UNE FORÊT DE LA GERMANIE.

Le César (keisar, keiser) précédé et suivi de prétoriens, entre sur son char traîné par des esclaves; à sa suite, les Germains

femmes

hommes et - les hommes enchaînés; puis les Numides, les archers et

les frondeurs; les légionnaires ferment la marche. Le char du César s'arrête au milieu du théâtre; les prétoriens l'environnent. Les autres Romains se groupent à droite.
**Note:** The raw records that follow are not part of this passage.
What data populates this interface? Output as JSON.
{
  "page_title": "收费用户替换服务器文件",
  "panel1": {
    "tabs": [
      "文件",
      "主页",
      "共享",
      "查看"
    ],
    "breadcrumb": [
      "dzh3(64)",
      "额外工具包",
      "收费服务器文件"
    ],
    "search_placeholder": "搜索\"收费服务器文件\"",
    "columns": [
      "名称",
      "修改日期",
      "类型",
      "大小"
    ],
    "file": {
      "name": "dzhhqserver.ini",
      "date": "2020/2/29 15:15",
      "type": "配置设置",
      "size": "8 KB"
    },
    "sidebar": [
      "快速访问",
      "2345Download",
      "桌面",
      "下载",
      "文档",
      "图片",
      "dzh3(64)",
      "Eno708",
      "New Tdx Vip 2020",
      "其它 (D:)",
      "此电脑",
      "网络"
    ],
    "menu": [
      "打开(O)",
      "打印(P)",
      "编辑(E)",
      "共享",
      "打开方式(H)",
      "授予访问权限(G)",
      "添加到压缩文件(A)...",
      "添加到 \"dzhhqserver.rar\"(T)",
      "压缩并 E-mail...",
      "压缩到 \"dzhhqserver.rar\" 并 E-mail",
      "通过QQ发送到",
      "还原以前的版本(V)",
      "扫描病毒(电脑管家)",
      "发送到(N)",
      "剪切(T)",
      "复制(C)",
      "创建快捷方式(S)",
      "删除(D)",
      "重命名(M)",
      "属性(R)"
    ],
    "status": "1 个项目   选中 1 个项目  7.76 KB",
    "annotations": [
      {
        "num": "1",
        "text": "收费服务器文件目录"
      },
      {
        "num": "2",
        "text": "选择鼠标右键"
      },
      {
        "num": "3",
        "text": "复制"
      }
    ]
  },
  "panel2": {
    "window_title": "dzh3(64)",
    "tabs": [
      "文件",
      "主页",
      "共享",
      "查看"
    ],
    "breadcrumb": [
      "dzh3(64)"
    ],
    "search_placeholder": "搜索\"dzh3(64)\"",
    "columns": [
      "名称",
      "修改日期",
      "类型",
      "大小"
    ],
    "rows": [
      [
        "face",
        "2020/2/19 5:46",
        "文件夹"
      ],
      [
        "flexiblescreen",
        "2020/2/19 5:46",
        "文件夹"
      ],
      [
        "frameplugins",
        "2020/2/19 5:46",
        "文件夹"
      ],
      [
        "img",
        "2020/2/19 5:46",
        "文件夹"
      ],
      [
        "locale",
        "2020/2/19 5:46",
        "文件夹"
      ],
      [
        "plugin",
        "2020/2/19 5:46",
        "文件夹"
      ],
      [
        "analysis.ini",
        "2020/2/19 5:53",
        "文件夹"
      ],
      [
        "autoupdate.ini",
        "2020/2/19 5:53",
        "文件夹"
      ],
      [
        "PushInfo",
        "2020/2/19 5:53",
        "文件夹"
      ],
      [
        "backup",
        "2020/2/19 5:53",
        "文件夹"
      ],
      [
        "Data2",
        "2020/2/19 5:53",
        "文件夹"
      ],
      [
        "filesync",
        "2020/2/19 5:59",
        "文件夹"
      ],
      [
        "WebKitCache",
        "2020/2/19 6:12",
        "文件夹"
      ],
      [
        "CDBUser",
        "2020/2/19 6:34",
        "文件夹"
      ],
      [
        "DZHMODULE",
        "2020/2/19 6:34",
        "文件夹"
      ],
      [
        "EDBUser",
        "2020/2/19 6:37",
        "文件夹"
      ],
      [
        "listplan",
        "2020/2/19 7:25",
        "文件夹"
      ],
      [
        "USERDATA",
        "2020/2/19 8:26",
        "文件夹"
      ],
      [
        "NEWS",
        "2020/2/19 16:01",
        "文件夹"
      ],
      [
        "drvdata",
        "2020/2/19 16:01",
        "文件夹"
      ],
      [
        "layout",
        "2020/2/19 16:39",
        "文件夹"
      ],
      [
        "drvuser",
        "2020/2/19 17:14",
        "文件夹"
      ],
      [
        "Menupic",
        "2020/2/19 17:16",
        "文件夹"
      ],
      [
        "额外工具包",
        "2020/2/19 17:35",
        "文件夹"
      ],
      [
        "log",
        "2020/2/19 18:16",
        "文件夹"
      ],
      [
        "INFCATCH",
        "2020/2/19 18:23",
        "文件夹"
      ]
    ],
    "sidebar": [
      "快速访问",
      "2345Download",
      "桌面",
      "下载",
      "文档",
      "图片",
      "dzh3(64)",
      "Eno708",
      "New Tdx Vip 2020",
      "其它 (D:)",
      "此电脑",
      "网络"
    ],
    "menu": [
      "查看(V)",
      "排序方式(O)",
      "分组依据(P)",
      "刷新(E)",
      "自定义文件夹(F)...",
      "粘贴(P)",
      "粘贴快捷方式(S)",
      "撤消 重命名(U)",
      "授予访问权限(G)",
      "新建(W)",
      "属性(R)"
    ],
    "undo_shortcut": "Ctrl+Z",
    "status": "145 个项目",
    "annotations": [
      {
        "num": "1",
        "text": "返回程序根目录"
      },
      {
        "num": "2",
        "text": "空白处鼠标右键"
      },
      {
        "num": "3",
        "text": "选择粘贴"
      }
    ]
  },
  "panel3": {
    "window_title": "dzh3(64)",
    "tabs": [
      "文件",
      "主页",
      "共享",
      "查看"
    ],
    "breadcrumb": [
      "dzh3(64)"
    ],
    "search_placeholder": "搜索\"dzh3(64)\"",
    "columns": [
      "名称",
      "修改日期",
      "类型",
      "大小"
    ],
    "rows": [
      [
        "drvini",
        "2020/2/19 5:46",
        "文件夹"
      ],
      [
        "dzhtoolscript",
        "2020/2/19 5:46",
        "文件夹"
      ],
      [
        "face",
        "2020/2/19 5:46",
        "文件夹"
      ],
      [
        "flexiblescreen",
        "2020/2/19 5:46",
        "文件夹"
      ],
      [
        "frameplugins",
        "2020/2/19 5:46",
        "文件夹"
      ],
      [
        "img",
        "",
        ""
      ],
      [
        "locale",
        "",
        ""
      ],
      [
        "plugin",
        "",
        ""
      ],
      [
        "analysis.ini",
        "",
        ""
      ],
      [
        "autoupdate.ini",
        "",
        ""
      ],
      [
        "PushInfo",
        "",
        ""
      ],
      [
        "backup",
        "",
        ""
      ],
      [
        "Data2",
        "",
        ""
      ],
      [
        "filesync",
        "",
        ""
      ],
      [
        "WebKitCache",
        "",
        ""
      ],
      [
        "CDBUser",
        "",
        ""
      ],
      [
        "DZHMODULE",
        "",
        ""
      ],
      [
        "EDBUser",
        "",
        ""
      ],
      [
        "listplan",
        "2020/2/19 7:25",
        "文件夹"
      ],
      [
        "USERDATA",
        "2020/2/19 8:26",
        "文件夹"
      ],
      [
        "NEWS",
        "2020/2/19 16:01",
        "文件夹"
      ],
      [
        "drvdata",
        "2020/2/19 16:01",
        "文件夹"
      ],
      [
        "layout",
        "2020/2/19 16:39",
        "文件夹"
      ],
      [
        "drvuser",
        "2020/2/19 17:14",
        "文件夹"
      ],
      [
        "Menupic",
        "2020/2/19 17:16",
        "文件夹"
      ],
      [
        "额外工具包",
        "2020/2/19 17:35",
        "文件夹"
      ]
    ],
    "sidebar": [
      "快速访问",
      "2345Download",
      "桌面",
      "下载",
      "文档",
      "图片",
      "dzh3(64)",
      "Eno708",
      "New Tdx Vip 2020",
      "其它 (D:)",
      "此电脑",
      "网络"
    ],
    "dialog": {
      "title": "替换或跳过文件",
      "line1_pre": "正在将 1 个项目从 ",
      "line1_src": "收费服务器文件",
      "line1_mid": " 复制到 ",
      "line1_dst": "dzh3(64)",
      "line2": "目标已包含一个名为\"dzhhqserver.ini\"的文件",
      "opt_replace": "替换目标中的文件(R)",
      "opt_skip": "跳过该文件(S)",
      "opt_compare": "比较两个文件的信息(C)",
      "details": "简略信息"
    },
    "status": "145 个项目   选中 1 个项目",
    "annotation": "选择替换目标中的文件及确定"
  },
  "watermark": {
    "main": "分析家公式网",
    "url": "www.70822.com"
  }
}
Les Germains s'accroupissent à gauche dans une attitude de morne abattement.

LES ROMAINS.

Gloire à César, vainqueur des Gaules
Où règnent d'éternels hivers;

Gloire au maître de l'univers,
Nouveau Titan dont les épaules
Soutiennent le poids des deux pôles.
La Victoire conduit son char;
César est dieu; gloire à César!

LES PRÉTORIENS.

Il a soumis les Celtes

Et les Germains aux longs cheveux,
Femmes aux tailles sveltes,
Hommes aux bras nerveux.
Les Belges, les plus braves
Parmi tous les Gaulois,
Les Belges sont esclaves
Et courbés sous ses lois.

LES GERMAINS.

Nos mains sont asservies;
A quoi servent nos vies?

Hélas! hélas ! hélas!

Du poids des jours nous sommes las.
La mort n'a point de lassitude;
O servitude! servitude,

Mort sans repos! hélas! hélas !

LES ROMAINS.

Gloire à César, nouvel Atlas!

LES PRÉTORIENS.

Écoutez la meute importune.
Des captifs au poil roux,
Dont l'impuissant courroux
Gourmande la Fortune.

LES FEMMES.

(Elles quittent leur place et vont s'agenouiller devant le César.)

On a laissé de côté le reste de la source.